Detroit’s Big Three manufacturers have benefited from cheaper gasoline prices—in addition to low interest rates—that have accelerated a consumer shift to trucks and SUVs, which generate higher profits than passenger cars. On Wednesday, Fiat Chrysler Automobiles (NYSE:FCAU) said trucks and SUVs fueled faster-than-expected growth in its profit margins last year, while North America accounted for 82% of its adjusted fourth-quarter earnings.
Ford achieved $9.3 billion in earnings before taxes in North America for the full year, a gain of $1.9 billion. Ford’s operating margin in the region was 10.2%, up from 9% the year before.
Ford sees the potential for another record year for U.S. sales. The Dearborn, Mich.-based company forecasted total U.S. industry volume of 17.5 million to 18.5 million vehicles in 2016, compared to 2015’s record of 17.47 million. Fiat Chrysler expects 2015 and 2016 to mark peak years for North American sales volume.

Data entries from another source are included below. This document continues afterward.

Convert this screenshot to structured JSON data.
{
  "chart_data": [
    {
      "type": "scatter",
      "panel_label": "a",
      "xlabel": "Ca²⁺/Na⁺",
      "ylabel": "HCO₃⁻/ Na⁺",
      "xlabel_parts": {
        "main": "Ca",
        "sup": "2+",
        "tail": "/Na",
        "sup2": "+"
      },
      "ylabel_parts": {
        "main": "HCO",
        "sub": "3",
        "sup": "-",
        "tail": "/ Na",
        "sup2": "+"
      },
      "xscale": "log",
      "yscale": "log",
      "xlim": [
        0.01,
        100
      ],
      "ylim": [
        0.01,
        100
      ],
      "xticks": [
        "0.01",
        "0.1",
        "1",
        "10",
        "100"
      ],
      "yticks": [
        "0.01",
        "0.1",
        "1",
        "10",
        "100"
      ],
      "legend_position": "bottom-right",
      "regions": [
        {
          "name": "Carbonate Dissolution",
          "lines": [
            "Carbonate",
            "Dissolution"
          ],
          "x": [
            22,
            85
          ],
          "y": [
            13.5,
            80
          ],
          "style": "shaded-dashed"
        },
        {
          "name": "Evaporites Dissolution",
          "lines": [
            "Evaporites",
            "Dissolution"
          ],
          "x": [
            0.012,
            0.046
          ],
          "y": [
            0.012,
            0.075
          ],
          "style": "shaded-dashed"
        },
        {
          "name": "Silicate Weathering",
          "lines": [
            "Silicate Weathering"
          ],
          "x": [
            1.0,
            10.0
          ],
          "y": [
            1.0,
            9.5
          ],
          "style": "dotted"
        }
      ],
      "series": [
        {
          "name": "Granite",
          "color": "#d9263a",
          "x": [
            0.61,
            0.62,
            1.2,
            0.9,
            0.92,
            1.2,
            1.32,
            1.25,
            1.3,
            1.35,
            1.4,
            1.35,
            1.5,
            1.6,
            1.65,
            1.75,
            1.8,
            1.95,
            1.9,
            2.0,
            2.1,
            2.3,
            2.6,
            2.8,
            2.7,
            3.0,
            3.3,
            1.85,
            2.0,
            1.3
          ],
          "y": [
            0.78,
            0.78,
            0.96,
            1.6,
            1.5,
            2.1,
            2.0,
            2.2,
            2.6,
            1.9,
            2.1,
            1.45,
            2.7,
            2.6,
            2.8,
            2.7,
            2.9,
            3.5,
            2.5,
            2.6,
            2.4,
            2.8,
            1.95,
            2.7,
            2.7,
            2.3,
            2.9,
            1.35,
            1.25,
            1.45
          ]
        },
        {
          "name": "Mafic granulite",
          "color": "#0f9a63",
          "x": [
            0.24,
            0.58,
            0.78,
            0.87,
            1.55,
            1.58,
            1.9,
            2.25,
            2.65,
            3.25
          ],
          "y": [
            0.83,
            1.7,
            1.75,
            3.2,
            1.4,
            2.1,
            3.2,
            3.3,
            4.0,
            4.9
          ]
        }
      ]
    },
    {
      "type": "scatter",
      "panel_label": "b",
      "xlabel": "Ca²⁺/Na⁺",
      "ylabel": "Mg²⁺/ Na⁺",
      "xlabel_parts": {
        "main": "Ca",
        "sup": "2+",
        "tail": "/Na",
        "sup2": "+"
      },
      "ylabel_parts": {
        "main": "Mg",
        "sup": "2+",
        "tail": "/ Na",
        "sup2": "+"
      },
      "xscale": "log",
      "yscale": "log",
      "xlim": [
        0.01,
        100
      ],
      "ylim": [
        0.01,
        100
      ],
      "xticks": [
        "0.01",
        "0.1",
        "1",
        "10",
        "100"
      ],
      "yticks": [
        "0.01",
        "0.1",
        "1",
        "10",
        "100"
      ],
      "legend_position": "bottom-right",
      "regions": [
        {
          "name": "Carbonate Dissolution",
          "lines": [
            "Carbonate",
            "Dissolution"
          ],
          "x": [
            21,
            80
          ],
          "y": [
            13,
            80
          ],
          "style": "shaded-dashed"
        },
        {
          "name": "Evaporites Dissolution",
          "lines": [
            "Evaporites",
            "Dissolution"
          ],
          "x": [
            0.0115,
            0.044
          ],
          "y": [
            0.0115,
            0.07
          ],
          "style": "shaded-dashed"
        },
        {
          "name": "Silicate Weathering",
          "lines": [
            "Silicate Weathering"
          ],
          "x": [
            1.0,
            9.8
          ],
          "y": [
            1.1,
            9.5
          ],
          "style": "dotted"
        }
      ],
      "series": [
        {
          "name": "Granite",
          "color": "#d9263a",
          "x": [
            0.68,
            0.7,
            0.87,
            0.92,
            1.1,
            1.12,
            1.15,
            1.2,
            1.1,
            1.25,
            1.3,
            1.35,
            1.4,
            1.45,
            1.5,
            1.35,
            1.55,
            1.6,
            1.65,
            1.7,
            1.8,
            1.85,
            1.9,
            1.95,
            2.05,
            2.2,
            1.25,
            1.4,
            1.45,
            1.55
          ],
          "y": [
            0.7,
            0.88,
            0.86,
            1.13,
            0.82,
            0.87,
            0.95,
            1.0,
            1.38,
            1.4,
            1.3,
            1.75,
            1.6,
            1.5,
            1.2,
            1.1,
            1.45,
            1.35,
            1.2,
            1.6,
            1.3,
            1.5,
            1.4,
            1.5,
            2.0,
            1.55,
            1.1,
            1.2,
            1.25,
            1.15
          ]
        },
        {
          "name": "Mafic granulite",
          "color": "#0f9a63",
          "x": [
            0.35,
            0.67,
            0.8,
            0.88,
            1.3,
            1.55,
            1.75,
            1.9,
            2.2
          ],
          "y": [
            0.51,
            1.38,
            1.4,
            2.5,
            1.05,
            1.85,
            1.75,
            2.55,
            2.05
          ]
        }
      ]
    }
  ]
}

China, despite economic jitters, also boosted Ford’s bottom line last year. Ford said its Asia Pacific pretax profit set an all-time high at $765 million. During a conference call with analysts, CEO Mark Fields said China’s move to reduce its purchase tax on cars should continue to provide a tailwind for sales this year.
The company swung to profitability in Europe for the first time since 2011. South America remained a weak spot, and Ford is bracing for a wider pretax loss in 2016.
Earlier this week, Ford announced that it would exit Japan and Indonesia. U.S. car companies have shuttered operations in several unprofitable markets to focus on other areas like North America and China.